Now, it’s possible to argue that that’s too bad, and Page can just lump it. It’s also possible to argue that Page’s institution is valuable and new, and he needs support as he defines his role in a way that will benefit public good instead of Parliament Hill jousting and assorted other baloney. But you really need to be the Michael Ignatieff Liberals to argue both sides, at length, for months on end.
Say hello to Caroline Bennett and John McCallum, who sat side by side in — what a coincidence — the convulsed and incoherent government of Paul Martin, and who today argue (Bennett) that Page must be reined in, while arguing (McCallum) that Page must be backed to the hilt.
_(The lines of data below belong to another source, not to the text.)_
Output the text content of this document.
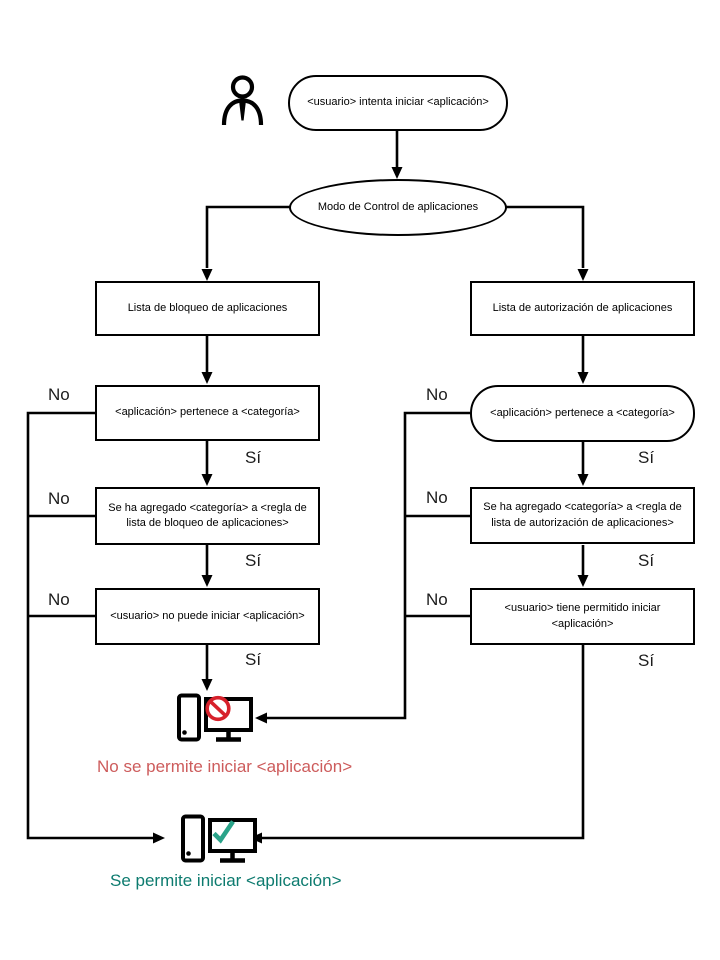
<usuario> intenta iniciar <aplicación>
Modo de Control de aplicaciones
Lista de bloqueo de aplicaciones	Lista de autorización de aplicaciones
<aplicación> pertenece a <categoría>	<aplicación> pertenece a <categoría>
Se ha agregado <categoría> a <regla de lista de bloqueo de aplicaciones>
Se ha agregado <categoría> a <regla de lista de autorización de aplicaciones>
<usuario> no puede iniciar <aplicación>
<usuario> tiene permitido iniciar <aplicación>
No
No
No
No
No
No
Sí
Sí
Sí
Sí
Sí
Sí
No se permite iniciar <aplicación>
Se permite iniciar <aplicación>
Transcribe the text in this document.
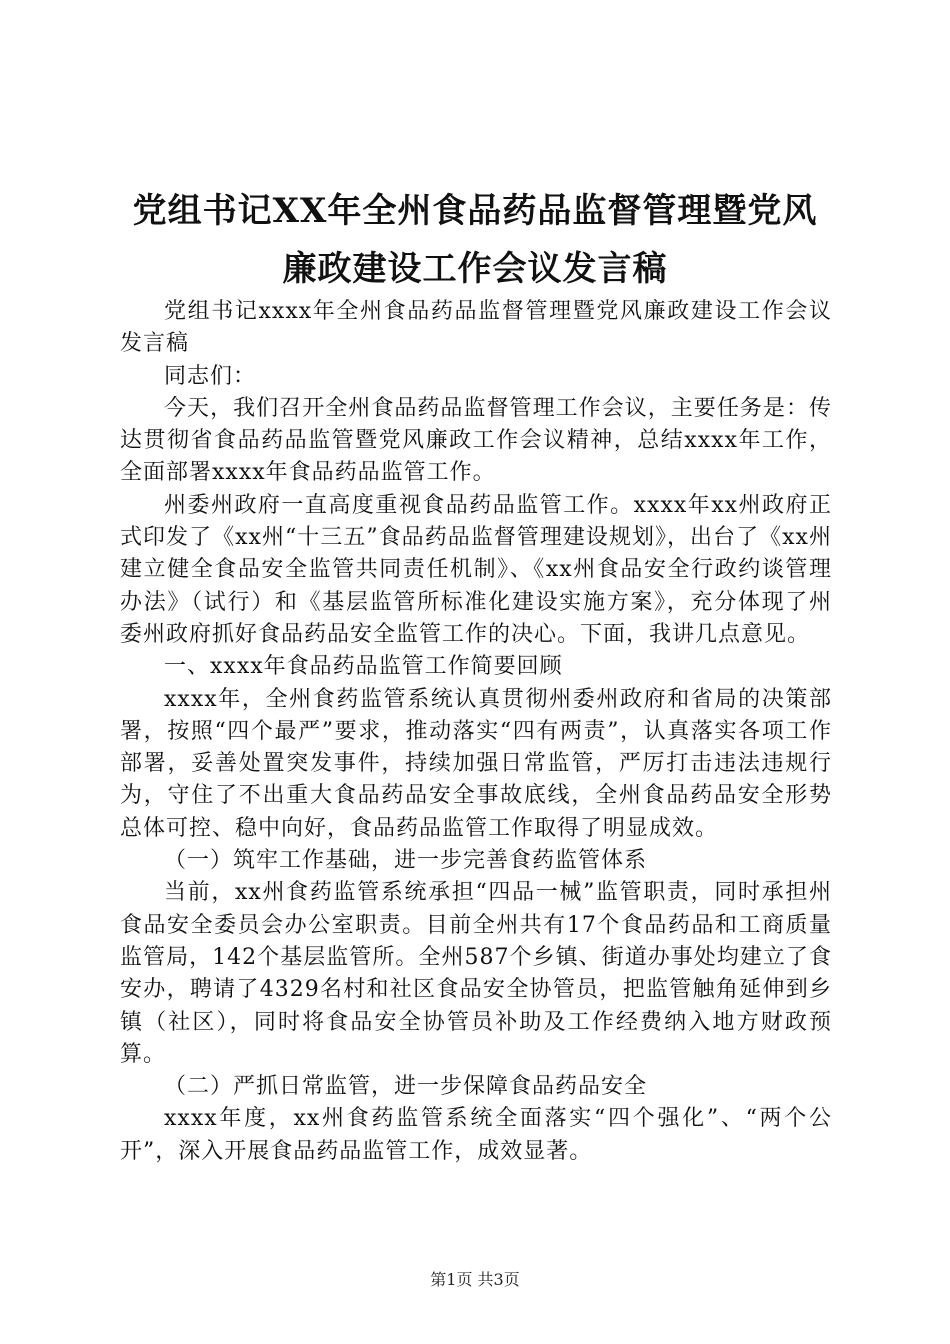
党组书记XX年全州食品药品监督管理暨党风廉政建设工作会议发言稿

党组书记xxxx年全州食品药品监督管理暨党风廉政建设工作会议发言稿

同志们：

今天，我们召开全州食品药品监督管理工作会议，主要任务是：传达贯彻省食品药品监管暨党风廉政工作会议精神，总结xxxx年工作，全面部署xxxx年食品药品监管工作。

州委州政府一直高度重视食品药品监管工作。xxxx年xx州政府正式印发了《xx州“十三五”食品药品监督管理建设规划》，出台了《xx州建立健全食品安全监管共同责任机制》、《xx州食品安全行政约谈管理办法》（试行）和《基层监管所标准化建设实施方案》，充分体现了州委州政府抓好食品药品安全监管工作的决心。下面，我讲几点意见。

一、xxxx年食品药品监管工作简要回顾

xxxx年，全州食药监管系统认真贯彻州委州政府和省局的决策部署，按照“四个最严”要求，推动落实“四有两责”，认真落实各项工作部署，妥善处置突发事件，持续加强日常监管，严厉打击违法违规行为，守住了不出重大食品药品安全事故底线，全州食品药品安全形势总体可控、稳中向好，食品药品监管工作取得了明显成效。

（一）筑牢工作基础，进一步完善食药监管体系

当前，xx州食药监管系统承担“四品一械”监管职责，同时承担州食品安全委员会办公室职责。目前全州共有17个食品药品和工商质量监管局，142个基层监管所。全州587个乡镇、街道办事处均建立了食安办，聘请了4329名村和社区食品安全协管员，把监管触角延伸到乡镇（社区），同时将食品安全协管员补助及工作经费纳入地方财政预算。

（二）严抓日常监管，进一步保障食品药品安全

xxxx年度，xx州食药监管系统全面落实“四个强化”、“两个公开”，深入开展食品药品监管工作，成效显著。

第1页 共3页
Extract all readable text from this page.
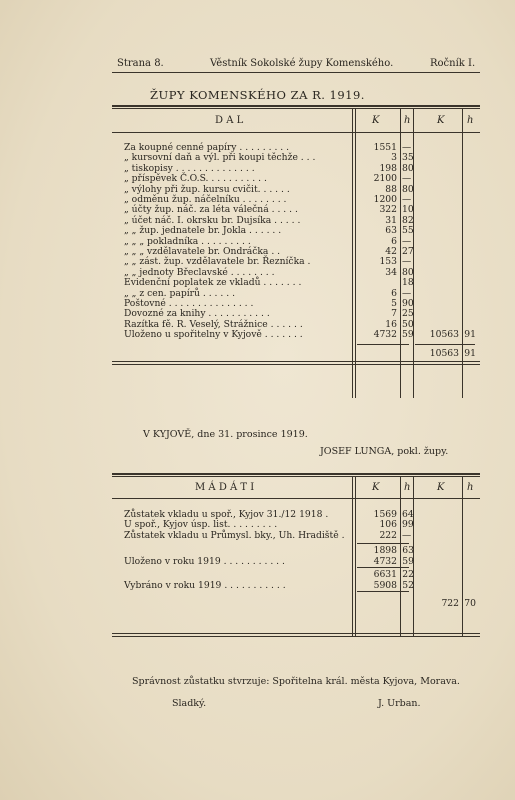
Strana 8.	Věstník Sokolské župy Komenského.	Ročník I.
ŽUPY KOMENSKÉHO ZA R. 1919.
D A L	K h	K h
Za koupné cenné papíry . . . . . . . . .	1551 —
„ kursovní daň a výl. při koupi těchže . . .	3 35
„ tiskopisy . . . . . . . . . . . . . .	198 80
„ příspěvek Č.O.S. . . . . . . . . . .	2100 —
„ výlohy při žup. kursu cvičit. . . . . .	88 80
„ odměnu žup. náčelníku . . . . . . . .	1200 —
„ účty žup. náč. za léta válečná . . . . .	322 10
„ účet náč. I. okrsku br. Dujsíka . . . . .	31 82
„ „ žup. jednatele br. Jokla . . . . . .	63 55
„ „ „ pokladníka . . . . . . . . .	6 —
„ „ „ vzdělavatele br. Ondráčka . .	42 27
„ „ zást. žup. vzdělavatele br. Řezníčka .	153 —
„ „ jednoty Břeclavské . . . . . . . .	34 80
Evidenční poplatek ze vkladů . . . . . . .	18
„ „ z cen. papírů . . . . . .	6 —
Poštovné . . . . . . . . . . . . . . .	5 90
Dovozné za knihy . . . . . . . . . . .	7 25
Razítka fě. R. Veselý, Strážnice . . . . . .	16 50
Uloženo u spořitelny v Kyjově . . . . . . .	4732 59	10563 91
10563 91
V KYJOVĚ, dne 31. prosince 1919.
JOSEF LUNGA, pokl. župy.
M Á D Á T I	K h	K h
Zůstatek vkladu u spoř., Kyjov 31./12 1918 .	1569 64
U spoř., Kyjov úsp. list. . . . . . . . .	106 99
Zůstatek vkladu u Průmysl. bky., Uh. Hradiště .	222 —
1898 63
Uloženo v roku 1919 . . . . . . . . . . .	4732 59
6631 22
Vybráno v roku 1919 . . . . . . . . . . .	5908 52
722 70
Správnost zůstatku stvrzuje: Spořitelna král. města Kyjova, Morava.
Sladký.	J. Urban.
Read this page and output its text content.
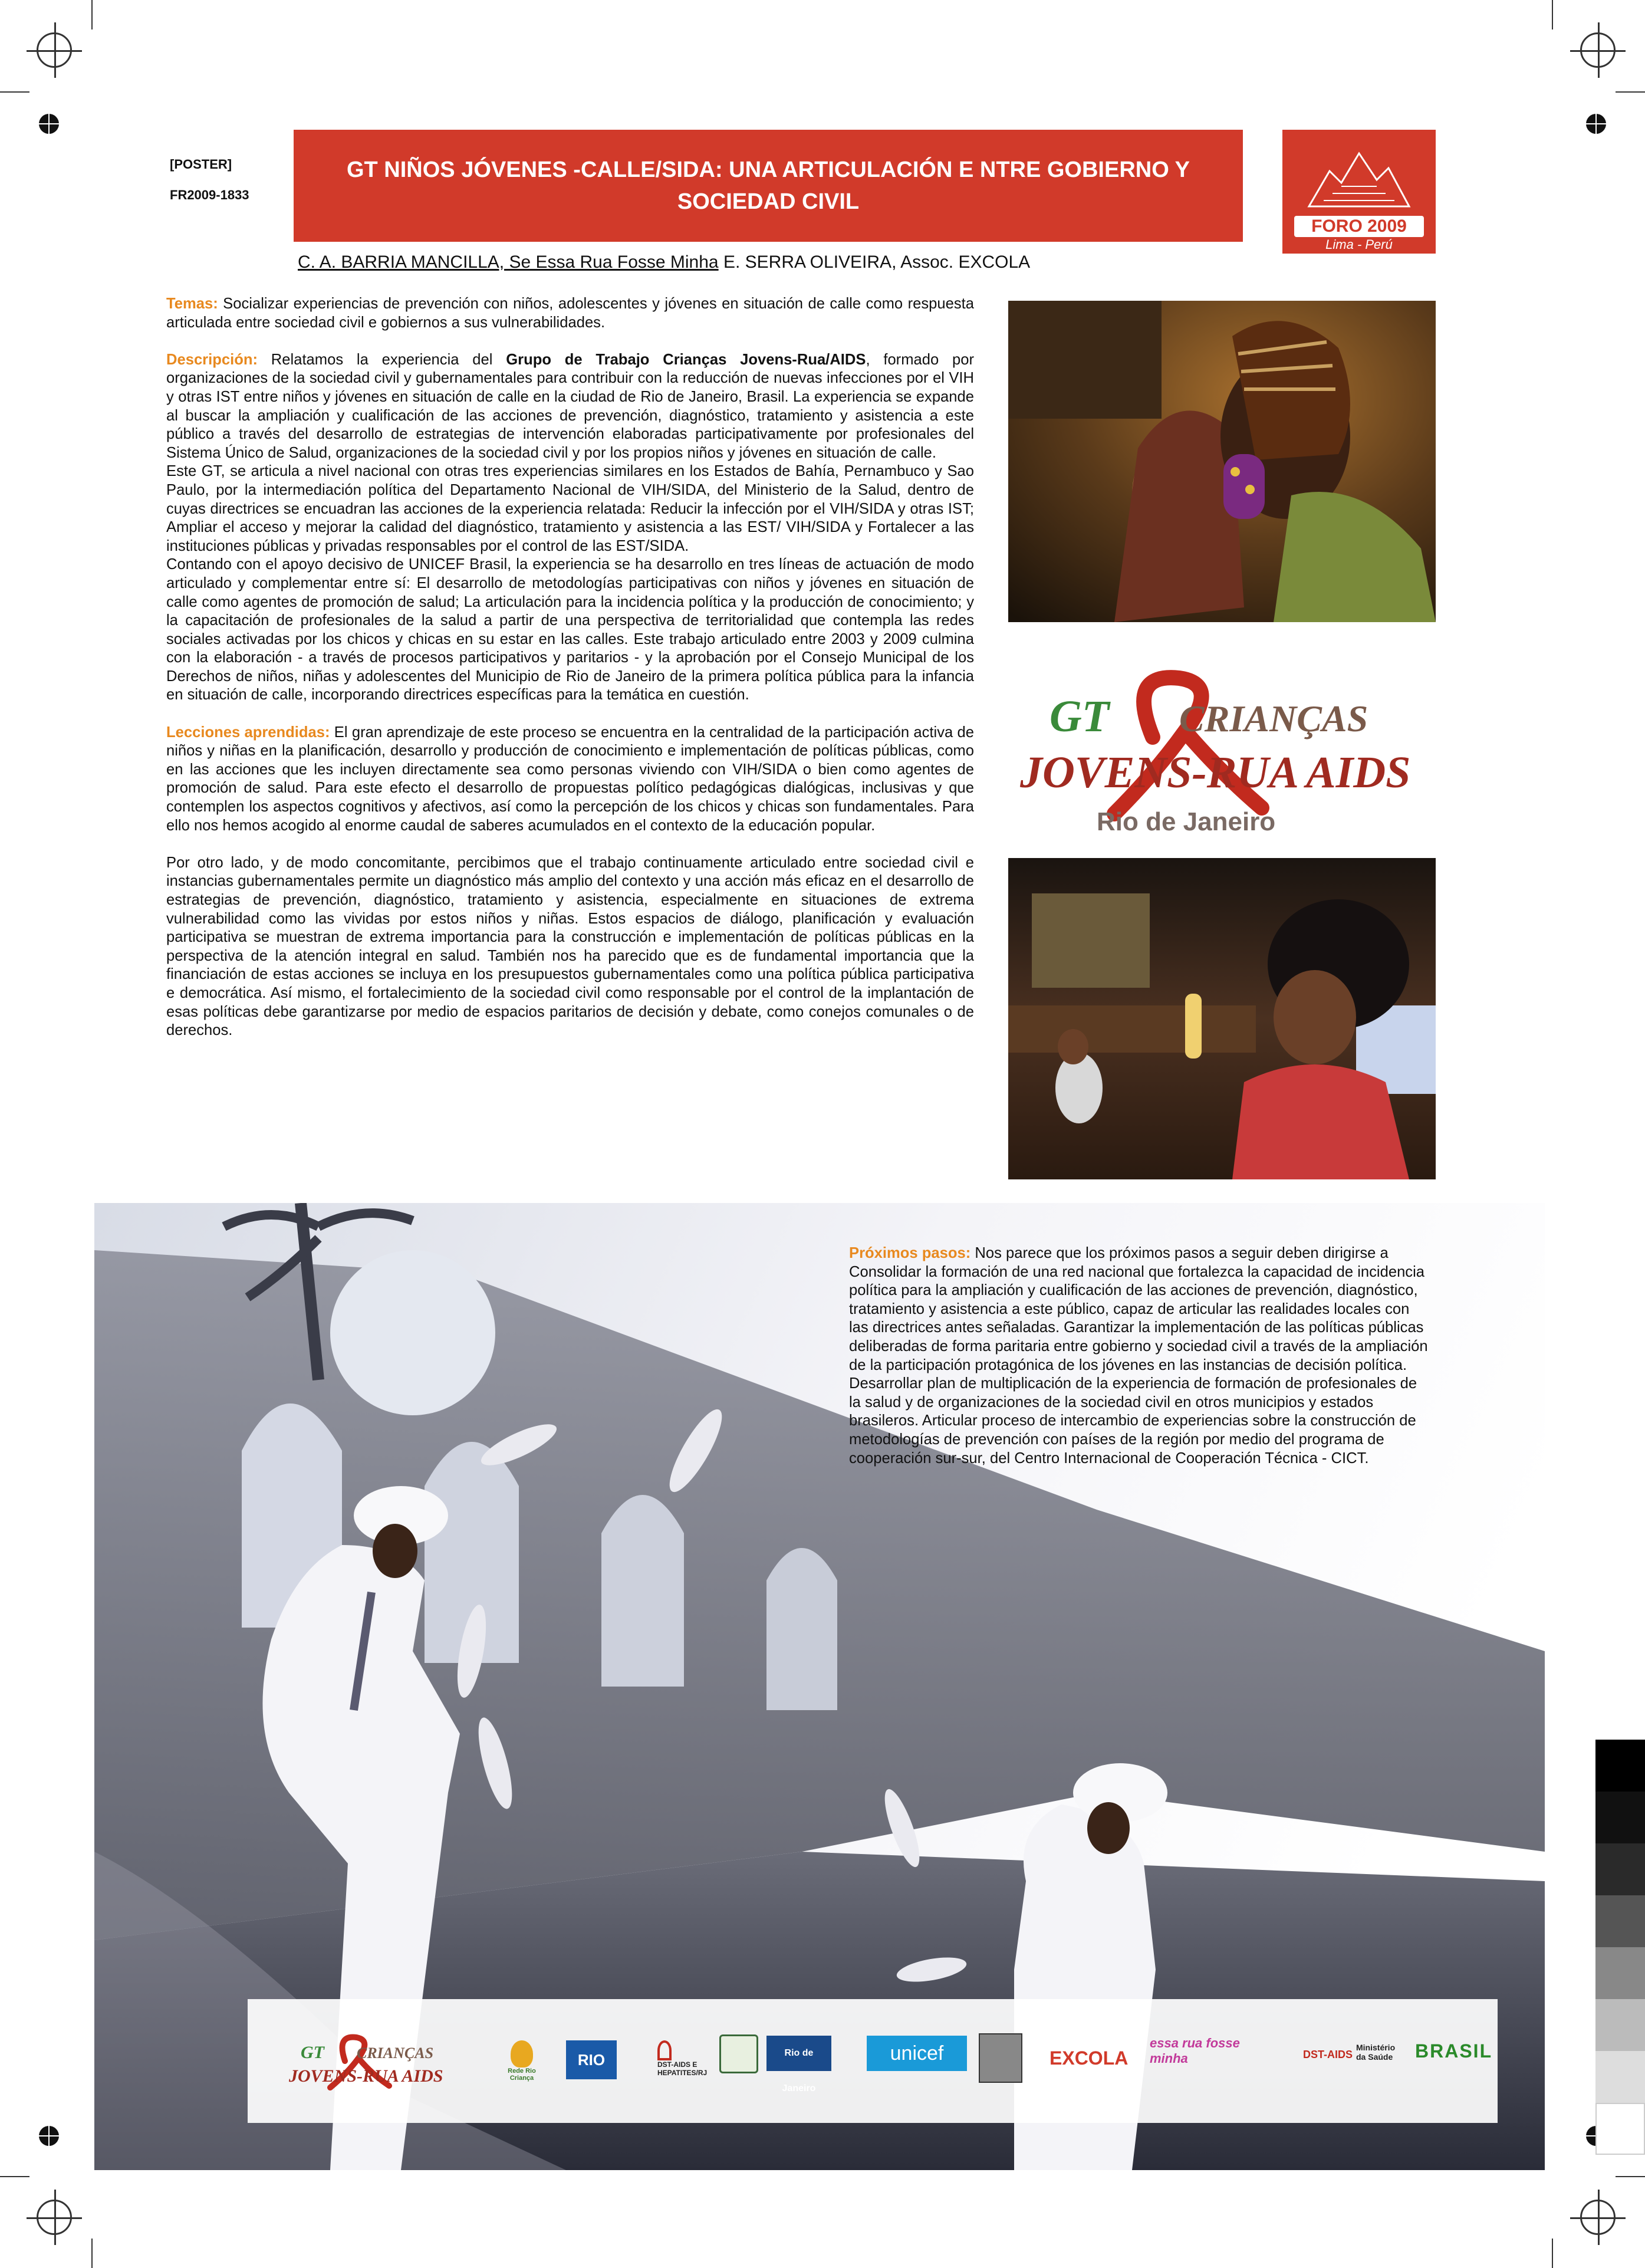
[POSTER]
FR2009-1833
GT NIÑOS JÓVENES -CALLE/SIDA: UNA ARTICULACIÓN E NTRE GOBIERNO Y SOCIEDAD CIVIL
C. A. BARRIA MANCILLA, Se Essa Rua Fosse Minha E. SERRA OLIVEIRA, Assoc. EXCOLA
FORO 2009
Lima - Perú

Temas: Socializar experiencias de prevención con niños, adolescentes y jóvenes en situación de calle como respuesta articulada entre sociedad civil e gobiernos a sus vulnerabilidades.

Descripción: Relatamos la experiencia del Grupo de Trabajo Crianças Jovens-Rua/AIDS, formado por organizaciones de la sociedad civil y gubernamentales para contribuir con la reducción de nuevas infecciones por el VIH y otras IST entre niños y jóvenes en situación de calle en la ciudad de Rio de Janeiro, Brasil. La experiencia se expande al buscar la ampliación y cualificación de las acciones de prevención, diagnóstico, tratamiento y asistencia a este público a través del desarrollo de estrategias de intervención elaboradas participativamente por profesionales del Sistema Único de Salud, organizaciones de la sociedad civil y por los propios niños y jóvenes en situación de calle.

Este GT, se articula a nivel nacional con otras tres experiencias similares en los Estados de Bahía, Pernambuco y Sao Paulo, por la intermediación política del Departamento Nacional de VIH/SIDA, del Ministerio de la Salud, dentro de cuyas directrices se encuadran las acciones de la experiencia relatada: Reducir la infección por el VIH/SIDA y otras IST; Ampliar el acceso y mejorar la calidad del diagnóstico, tratamiento y asistencia a las EST/ VIH/SIDA y Fortalecer a las instituciones públicas y privadas responsables por el control de las EST/SIDA.

Contando con el apoyo decisivo de UNICEF Brasil, la experiencia se ha desarrollo en tres líneas de actuación de modo articulado y complementar entre sí: El desarrollo de metodologías participativas con niños y jóvenes en situación de calle como agentes de promoción de salud; La articulación para la incidencia política y la producción de conocimiento; y la capacitación de profesionales de la salud a partir de una perspectiva de territorialidad que contempla las redes sociales activadas por los chicos y chicas en su estar en las calles. Este trabajo articulado entre 2003 y 2009 culmina con la elaboración - a través de procesos participativos y paritarios - y la aprobación por el Consejo Municipal de los Derechos de niños, niñas y adolescentes del Municipio de Rio de Janeiro de la primera política pública para la infancia en situación de calle, incorporando directrices específicas para la temática en cuestión.

Lecciones aprendidas: El gran aprendizaje de este proceso se encuentra en la centralidad de la participación activa de niños y niñas en la planificación, desarrollo y producción de conocimiento e implementación de políticas públicas, como en las acciones que les incluyen directamente sea como personas viviendo con VIH/SIDA o bien como agentes de promoción de salud. Para este efecto el desarrollo de propuestas político pedagógicas dialógicas, inclusivas y que contemplen los aspectos cognitivos y afectivos, así como la percepción de los chicos y chicas son fundamentales. Para ello nos hemos acogido al enorme caudal de saberes acumulados en el contexto de la educación popular.

Por otro lado, y de modo concomitante, percibimos que el trabajo continuamente articulado entre sociedad civil e instancias gubernamentales permite un diagnóstico más amplio del contexto y una acción más eficaz en el desarrollo de estrategias de prevención, diagnóstico, tratamiento y asistencia, especialmente en situaciones de extrema vulnerabilidad como las vividas por estos niños y niñas. Estos espacios de diálogo, planificación y evaluación participativa se muestran de extrema importancia para la construcción e implementación de políticas públicas en la perspectiva de la atención integral en salud. También nos ha parecido que es de fundamental importancia que la financiación de estas acciones se incluya en los presupuestos gubernamentales como una política pública participativa e democrática. Así mismo, el fortalecimiento de la sociedad civil como responsable por el control de la implantación de esas políticas debe garantizarse por medio de espacios paritarios de decisión y debate, como conejos comunales o de derechos.

GT CRIANÇAS
JOVENS-RUA AIDS
Rio de Janeiro
Próximos pasos: Nos parece que los próximos pasos a seguir deben dirigirse a Consolidar la formación de una red nacional que fortalezca la capacidad de incidencia política para la ampliación y cualificación de las acciones de prevención, diagnóstico, tratamiento y asistencia a este público, capaz de articular las realidades locales con las directrices antes señaladas. Garantizar la implementación de las políticas públicas deliberadas de forma paritaria entre gobierno y sociedad civil a través de la ampliación de la participación protagónica de los jóvenes en las instancias de decisión política. Desarrollar plan de multiplicación de la experiencia de formación de profesionales de la salud y de organizaciones de la sociedad civil en otros municipios y estados brasileros. Articular proceso de intercambio de experiencias sobre la construcción de metodologías de prevención con países de la región por medio del programa de cooperación sur-sur, del Centro Internacional de Cooperación Técnica - CICT.
GT CRIANÇAS
JOVENS-RUA AIDS	Rede Rio Criança
RIO	DST-AIDS E HEPATITES/RJ
Rio de Janeiro
unicef	EXCOLA
essa rua fosse minha	DST-AIDS
Ministério da Saúde	BRASIL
This incoherence has been obvious for months – here’s Steven Chase writing about it at the Globe three months ago — but the Office of the Leader of the Opposition has been quite unable to settle it.
That’s because the current Liberal leader, like the last three, fosters an environment in which the situation described in the Hill Times article is possible:
Mr. McCallum (Markham-Unionville, Ont.), who was in Taiwan last week, said he wasn’t aware of the situation, but David Hurl from his office said Mr. Ignatieff’s (Etobicoke-Lakeshore, Ont.) office took care of the matter because he was away but his office was “certainly sharing it with people that asked for it, the motion itself didn’t say it was embargoed or anything, right? It just said the MPs would get it and two days later it would go up on the PBO website so if a journalist asked us for it, I think we sent it to them.”
The “situation” of which McCallum was unaware was the situation in which Page released a report to finance committee members on Monday, with plans to release it publicly on Wednesday, only to have the Liberals put out a news release on Monday afternoon featuring quotes from McCallum. That’s the situation McCallum was unaware of: what we might call “the McCallum situation.”
The status of the Parliamentary Budget Office simply isn’t one of the most important questions facing the Harper government or the current Parliament. Page can, if he chooses, soldier on in less-than-ideal administrative conditions. He can quit. I’m told he’s considering it. Oh well. The world won’t come to an end either way. But the question of his status isn’t trivial, either. It is easily framed. The Liberals’ incoherence on the question has been obvious, and embarrassing to them, for months. And yet their leader, a fellow by the name of Michael Ignatieff, has done nothing zip zero nada to fix it. So I’m left thinking, not for the first time, that he wouldn’t know how to run a lemonade stand.